Destroyed giant hornet nest in Washington


Spokane, Washington (AP) — Washington officials said Thursday that they had destroyed the first giant Asian wasp nest of the season near the town of Brain on the Canadian border.

The Washington State Department of Agriculture said it had eradicated the nest on Wednesday.

The nest is located at the foot of a dead Hannoki tree in the countryside of Whatcom County, about two miles (3 km) from the nest eradicated by authorities last October, from where residents reported live sightings of Asian giants. It was about 1/4 mile away. Wasp on August 11th. The site is about a quarter mile from the Canadian border.

The giant hornet is sometimes called the murderous wasp because it preys on other bees.

The giant hornet is the largest wasp in the world and is not native to North America. They prey on bees and other insects. They can make a mass attack on the bee hive and destroy it within hours. Wasps were first detected in the United States in 2019, when wasps were reported in Whatcom County.

Insects 2 inches long (5 cm long) threaten honeybees and native wasp species. Although not particularly aggressive to humans, their stings are very painful and can be killed, although they are rarely repeatedly stung.

State workers in hazmat suits began eradication on Wednesday by vacuuming 113 wasps from their nests.
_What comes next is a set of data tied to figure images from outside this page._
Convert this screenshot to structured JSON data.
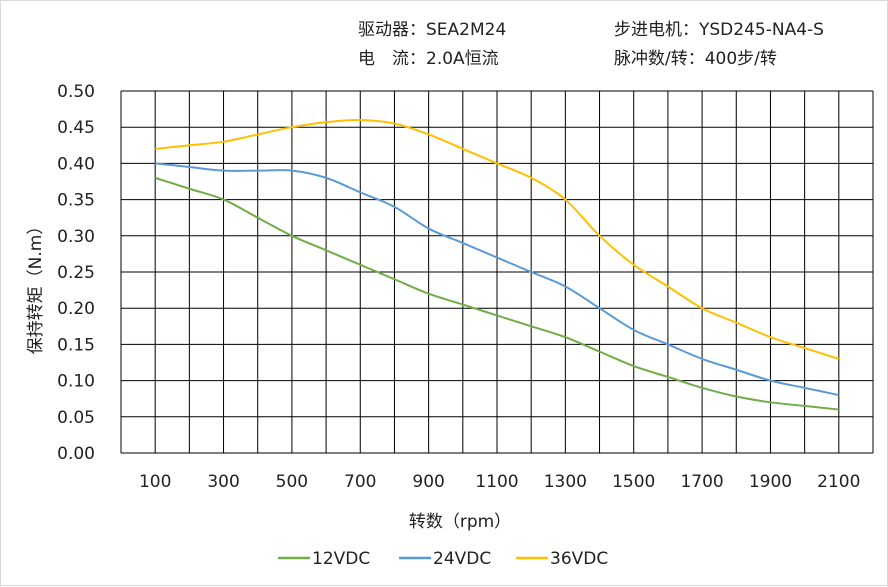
{
  "header": {
    "driver": "驱动器：SEA2M24",
    "motor": "步进电机：YSD245-NA4-S",
    "current": "电　流：2.0A恒流",
    "pulses": "脉冲数/转：400步/转"
  },
  "chart_data": {
    "type": "line",
    "title": "",
    "xlabel": "转数（rpm）",
    "ylabel": "保持转矩（N.m）",
    "xlim": [
      0,
      2200
    ],
    "ylim": [
      0,
      0.5
    ],
    "xticks": [
      100,
      300,
      500,
      700,
      900,
      1100,
      1300,
      1500,
      1700,
      1900,
      2100
    ],
    "yticks": [
      "0.00",
      "0.05",
      "0.10",
      "0.15",
      "0.20",
      "0.25",
      "0.30",
      "0.35",
      "0.40",
      "0.45",
      "0.50"
    ],
    "grid": true,
    "legend_position": "bottom",
    "x": [
      100,
      200,
      300,
      400,
      500,
      600,
      700,
      800,
      900,
      1000,
      1100,
      1200,
      1300,
      1400,
      1500,
      1600,
      1700,
      1800,
      1900,
      2000,
      2100
    ],
    "series": [
      {
        "name": "12VDC",
        "color": "#70ad47",
        "values": [
          0.38,
          0.365,
          0.35,
          0.325,
          0.3,
          0.28,
          0.26,
          0.24,
          0.22,
          0.205,
          0.19,
          0.175,
          0.16,
          0.14,
          0.12,
          0.105,
          0.09,
          0.078,
          0.07,
          0.065,
          0.06
        ]
      },
      {
        "name": "24VDC",
        "color": "#5b9bd5",
        "values": [
          0.4,
          0.395,
          0.39,
          0.39,
          0.39,
          0.38,
          0.36,
          0.34,
          0.31,
          0.29,
          0.27,
          0.25,
          0.23,
          0.2,
          0.17,
          0.15,
          0.13,
          0.115,
          0.1,
          0.09,
          0.08
        ]
      },
      {
        "name": "36VDC",
        "color": "#ffc000",
        "values": [
          0.42,
          0.425,
          0.43,
          0.44,
          0.45,
          0.457,
          0.46,
          0.455,
          0.44,
          0.42,
          0.4,
          0.38,
          0.35,
          0.3,
          0.26,
          0.23,
          0.2,
          0.18,
          0.16,
          0.145,
          0.13
        ]
      }
    ]
  }
}
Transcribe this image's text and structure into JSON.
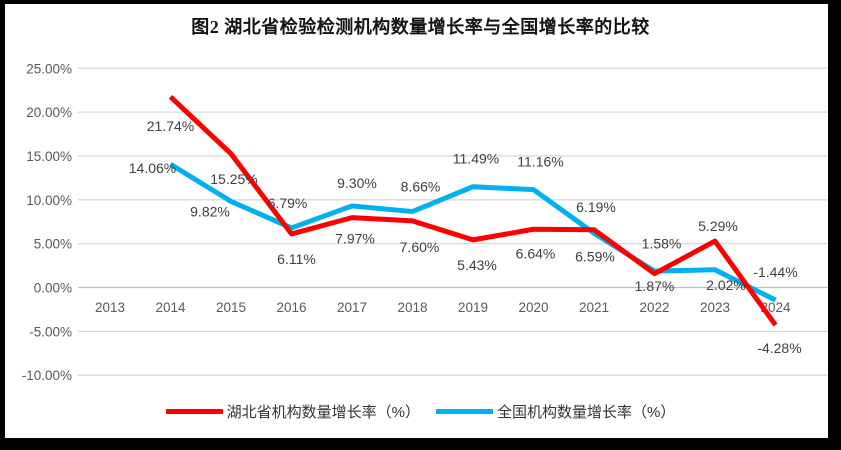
{
  "title": "图2 湖北省检验检测机构数量增长率与全国增长率的比较",
  "chart_data": {
    "type": "line",
    "title": "图2 湖北省检验检测机构数量增长率与全国增长率的比较",
    "xlabel": "",
    "ylabel": "",
    "ylim": [
      -10,
      25
    ],
    "grid": true,
    "legend_position": "bottom",
    "categories": [
      "2013",
      "2014",
      "2015",
      "2016",
      "2017",
      "2018",
      "2019",
      "2020",
      "2021",
      "2022",
      "2023",
      "2024"
    ],
    "yticks": [
      {
        "value": 25,
        "label": "25.00%"
      },
      {
        "value": 20,
        "label": "20.00%"
      },
      {
        "value": 15,
        "label": "15.00%"
      },
      {
        "value": 10,
        "label": "10.00%"
      },
      {
        "value": 5,
        "label": "5.00%"
      },
      {
        "value": 0,
        "label": "0.00%"
      },
      {
        "value": -5,
        "label": "-5.00%"
      },
      {
        "value": -10,
        "label": "-10.00%"
      }
    ],
    "series": [
      {
        "id": "hubei",
        "name": "湖北省机构数量增长率（%）",
        "color": "#FF0000",
        "values": [
          null,
          21.74,
          15.25,
          6.11,
          7.97,
          7.6,
          5.43,
          6.64,
          6.59,
          1.58,
          5.29,
          -4.28
        ],
        "labels": [
          null,
          "21.74%",
          "15.25%",
          "6.11%",
          "7.97%",
          "7.60%",
          "5.43%",
          "6.64%",
          "6.59%",
          "1.58%",
          "5.29%",
          "-4.28%"
        ],
        "label_offsets": [
          null,
          [
            0,
            34
          ],
          [
            3,
            30
          ],
          [
            5,
            30
          ],
          [
            3,
            26
          ],
          [
            7,
            31
          ],
          [
            4,
            30
          ],
          [
            2,
            29
          ],
          [
            1,
            32
          ],
          [
            7,
            -25
          ],
          [
            3,
            -10
          ],
          [
            4,
            28
          ]
        ]
      },
      {
        "id": "national",
        "name": "全国机构数量增长率（%）",
        "color": "#00B0F0",
        "values": [
          null,
          14.06,
          9.82,
          6.79,
          9.3,
          8.66,
          11.49,
          11.16,
          6.19,
          1.87,
          2.02,
          -1.44
        ],
        "labels": [
          null,
          "14.06%",
          "9.82%",
          "6.79%",
          "9.30%",
          "8.66%",
          "11.49%",
          "11.16%",
          "6.19%",
          "1.87%",
          "2.02%",
          "-1.44%"
        ],
        "label_offsets": [
          null,
          [
            -18,
            9
          ],
          [
            -21,
            15
          ],
          [
            -4,
            -20
          ],
          [
            5,
            -18
          ],
          [
            8,
            -20
          ],
          [
            3,
            -23
          ],
          [
            7,
            -23
          ],
          [
            2,
            -21
          ],
          [
            0,
            20
          ],
          [
            11,
            20
          ],
          [
            0,
            -23
          ]
        ]
      }
    ],
    "colors": {
      "grid": "#d9d9d9",
      "axis": "#bfbfbf",
      "tick_text": "#595959",
      "data_label_text": "#404040",
      "frame": "#000000",
      "background": "#ffffff"
    }
  }
}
The team then began removing the bark and rotten trees near the roots of the alder trees. Removing the tree revealed that Hornets had excavated the interior of the tree to create space for a nest of nine layers of combs.

The part of the tree with the nest was cut out and taken to the Washington State University Extension in Bellingham for further analysis. The nest itself contained about 1,500 wasps at various stages of development.

WSDA entomologist Sven Spichiger said: “We expect there to be more nests there, and thus hope to find them before they can spawn a new queen.”